Chameleon Enthusiast
Thanks for the feedback, all! So, after literally an hour of soakin’ and pokin’, I was able to remove the band of dead skin. I used the blunt end of a sewing needle and a q-tip to gently rub away the stuck shed. Here are the results:

View attachment 315723View attachment 315724View attachment 315725
Once the skin was removed, the portion of tail below may have appeared slightly darker, but this morning it seems to be the same color as the rest of the tail. Also, it appears to be alive and functional, as he’s able to curl it up. :)
Based on these facts, I think I got to it soon enough to avoid necrosis, but I guess only time will tell.
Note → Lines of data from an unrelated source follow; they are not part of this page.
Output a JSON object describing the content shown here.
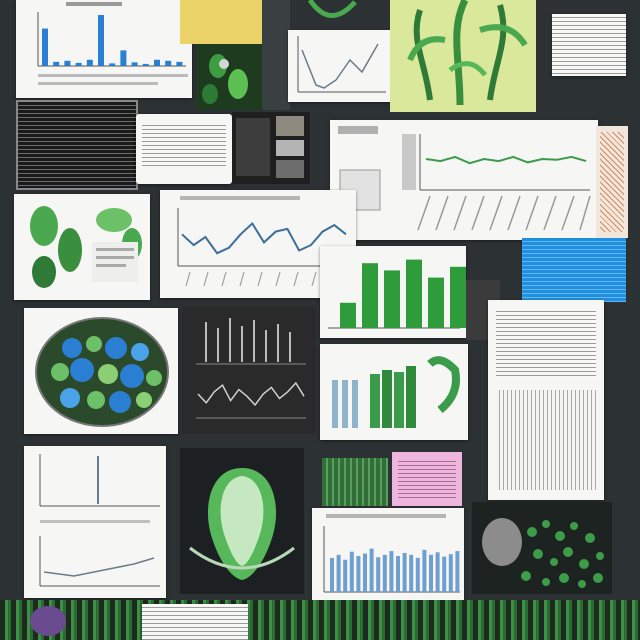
{
  "colors": {
    "board": "#2c3134",
    "board_dark": "#1d2022",
    "paper": "#f6f6f4",
    "green": "#2f9c3c",
    "light_green": "#d9e89a",
    "blue": "#2a7fd3",
    "sky_blue": "#1f8fe0",
    "pink": "#eeb6dd",
    "dark_panel": "#2a2a2a"
  },
  "bars_top": [
    0.72,
    0.08,
    0.1,
    0.06,
    0.12,
    0.98,
    0.05,
    0.3,
    0.07,
    0.04,
    0.12,
    0.1,
    0.08
  ],
  "bars_bottom": [
    0.55,
    0.6,
    0.52,
    0.65,
    0.58,
    0.62,
    0.7,
    0.56,
    0.6,
    0.66,
    0.58,
    0.63,
    0.6,
    0.55,
    0.68,
    0.6,
    0.64,
    0.57,
    0.61,
    0.66
  ],
  "bars_green": [
    0.35,
    0.9,
    0.8,
    0.95,
    0.7,
    0.85
  ],
  "wave_blue": [
    0.55,
    0.35,
    0.5,
    0.2,
    0.3,
    0.55,
    0.75,
    0.4,
    0.6,
    0.65,
    0.25,
    0.35,
    0.6,
    0.72,
    0.55
  ],
  "wave_green": [
    0.5,
    0.45,
    0.55,
    0.4,
    0.5,
    0.45,
    0.55,
    0.42,
    0.5,
    0.48,
    0.55,
    0.45
  ],
  "wave_dark": [
    0.5,
    0.3,
    0.55,
    0.7,
    0.35,
    0.6,
    0.45,
    0.25,
    0.5,
    0.65,
    0.4,
    0.55,
    0.75,
    0.45
  ]
}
What do you all think? As always, thanks so much for the help! :)

-Cala

Tail movement is a great sign. I see a very small white piece at the end in the pic with the tail curl - might just be a trick of the light? Always good to keep a close eye on our chameleons.
 

Lindasjackson

Chameleon Enthusiast
I know we’re not supposed to remove shed because it could damage their skin but in this case I think it was necessary. Great job!
 

Beman

Chameleon Enthusiast
Soaking it was what made it worse. Makes it stick even more and restrict. So in the future no soaking any part of the chameleon. You need to keep an eye on the tip of the tail. If it starts turning black then you need a reptile vet asap.
 

MzLaurie11

Established Member
Tail movement is a great sign. I see a very small white piece at the end in the pic with the tail curl - might just be a trick of the light? Always good to keep a close eye on our chameleons.
Great job. The skin color looks fine so no necropsy! As explainedby another member they are dry shedders so taking them into steamed up bathrooms is not good. Also you have to use hot water to get it steamed up and taking them back and forth from a hot steamed up bathroom to say your hallway can cause respitory issues as it can shock their system. Many people think that a steamed up bathrooms can take the place of lack of misting or low humidity levels to help a cham but it can actually hurt them because theydont sweat like we do. so glad youcame to the forum for advice.